3.7 Classical Conditioning
- Behavioral Perspective: Evolved from theories about learning via conditioning; focuses on observable behavior.
- Classical Conditioning: Association of one stimulus with another to elicit a response.
- Acquisition: Learning the association through steps demonstrating associative learning principles.
- Components:
- Unconditioned Stimulus (UCS): Elicits an unconditioned response (UCR).
- Conditioned Response (CR): Response to the conditioned stimulus (CS).
- Order of Presentation: CS presented before UCS for successful acquisition.
- Extinction: CR diminishes when CS is no longer paired with UCS.
- Spontaneous Recovery: Formerly extinct CR reappears when CS and UCS are paired again.
- Stimulus Discrimination and Generalization: Demonstrated in studies.
- Higher-Order Conditioning: CS used as a UCS.
- Exclusion: Delayed, trace, simultaneous, and backward conditioning are excluded from the AP Psychology Exam.
- Emotional Responses: Can be classically conditioned; basis for therapeutic interventions like counterconditioning.
- Exclusion: Expectancy theory is excluded from the AP Psychology Exam.
- Taste Aversions: Acquired through classical conditioning; demonstrates one-trial conditioning and biological preparedness.
- One-Trial Learning: Association acquired through one pairing; not strengthened by further pairings.

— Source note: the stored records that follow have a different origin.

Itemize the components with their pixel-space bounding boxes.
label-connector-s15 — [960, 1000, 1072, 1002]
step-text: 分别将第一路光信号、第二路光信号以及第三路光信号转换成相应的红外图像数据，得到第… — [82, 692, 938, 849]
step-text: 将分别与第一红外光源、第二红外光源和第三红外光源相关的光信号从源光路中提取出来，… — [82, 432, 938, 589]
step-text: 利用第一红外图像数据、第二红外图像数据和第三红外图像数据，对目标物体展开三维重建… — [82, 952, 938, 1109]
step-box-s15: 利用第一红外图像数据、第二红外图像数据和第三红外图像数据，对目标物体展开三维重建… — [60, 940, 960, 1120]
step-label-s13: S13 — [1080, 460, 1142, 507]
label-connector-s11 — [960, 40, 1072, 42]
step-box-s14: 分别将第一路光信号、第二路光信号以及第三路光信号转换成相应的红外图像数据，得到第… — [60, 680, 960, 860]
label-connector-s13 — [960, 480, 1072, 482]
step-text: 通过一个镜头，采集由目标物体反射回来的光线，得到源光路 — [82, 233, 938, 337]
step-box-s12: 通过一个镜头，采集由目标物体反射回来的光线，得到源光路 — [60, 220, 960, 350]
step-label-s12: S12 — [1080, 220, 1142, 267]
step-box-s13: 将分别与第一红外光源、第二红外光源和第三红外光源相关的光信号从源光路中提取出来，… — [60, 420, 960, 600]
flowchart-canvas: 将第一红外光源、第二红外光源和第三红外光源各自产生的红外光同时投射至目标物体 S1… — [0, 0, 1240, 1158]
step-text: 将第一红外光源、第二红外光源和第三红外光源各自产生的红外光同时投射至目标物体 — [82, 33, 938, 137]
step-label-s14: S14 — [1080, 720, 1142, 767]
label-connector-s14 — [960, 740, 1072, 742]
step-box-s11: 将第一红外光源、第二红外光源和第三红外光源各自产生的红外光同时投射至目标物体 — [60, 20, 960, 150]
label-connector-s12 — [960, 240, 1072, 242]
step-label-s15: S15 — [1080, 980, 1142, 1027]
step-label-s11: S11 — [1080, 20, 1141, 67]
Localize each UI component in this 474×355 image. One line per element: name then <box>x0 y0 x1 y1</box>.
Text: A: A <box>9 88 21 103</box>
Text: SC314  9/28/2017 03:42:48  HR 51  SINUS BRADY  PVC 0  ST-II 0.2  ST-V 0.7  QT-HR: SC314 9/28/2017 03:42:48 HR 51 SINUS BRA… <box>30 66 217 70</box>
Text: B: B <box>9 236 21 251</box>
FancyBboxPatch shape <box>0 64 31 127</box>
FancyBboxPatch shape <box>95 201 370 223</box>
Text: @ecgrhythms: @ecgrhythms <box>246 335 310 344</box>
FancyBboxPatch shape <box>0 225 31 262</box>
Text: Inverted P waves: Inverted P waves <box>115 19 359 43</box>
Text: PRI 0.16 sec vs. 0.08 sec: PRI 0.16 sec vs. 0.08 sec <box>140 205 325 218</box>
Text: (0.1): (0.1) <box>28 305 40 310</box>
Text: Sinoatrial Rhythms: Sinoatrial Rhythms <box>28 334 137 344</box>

- Biological Preparedness: Animals are predisposed to learning certain stimulus-response pairings more quickly.
- Habituation: Diminished response to repeated stimuli.
3.8 Operant Conditioning
- Focus: Associating consequences (reinforcement and punishment) with behaviors.
- Law of Effect: Behaviors with reinforcing consequences are repeated; behaviors with punishing consequences are not.
- Types: Positive and negative reinforcement and punishment.
- Reinforcers: Primary and secondary.
- Discrimination and Generalization: Demonstrated in studies.
- Shaping: Reinforcing successive approximations of desired behavior.
- Instinctive Drift: Only certain behaviors can be shaped through reinforcement.
- Superstitious Behavior: Consequences reinforce unrelated behaviors.
- Learned Helplessness: Organisms learn they have no control over aversive consequences.
- Reinforcement Schedules: Determine the strength of association.
- Types: Continuous and partial.
- Continuous Reinforcement: Reinforcement for every correct behavior.
- Partial Reinforcement Schedules:
- Fixed Interval: Time-based schedule with fixed time intervals
- Variable Interval: time-based schedule with variable time intervals
- Fixed Ratio: Reinforcement after a fixed number of behaviors
- Variable Ratio: Reinforcement after a random number of behaviors
*Distinctive graph patterns for each schedule.
3.9 Social, Cognitive, & Neurological Factors in Learning
- Social Learning Theory: Learning occurs by observation (vicarious conditioning); copying behavior of models.
- Cognitive Factors:
- Insight Learning: Solution occurs without association, consequence, or model.
- Latent Learning: Information learned without reinforcement but not immediately evident; often demonstrated by cognitive maps.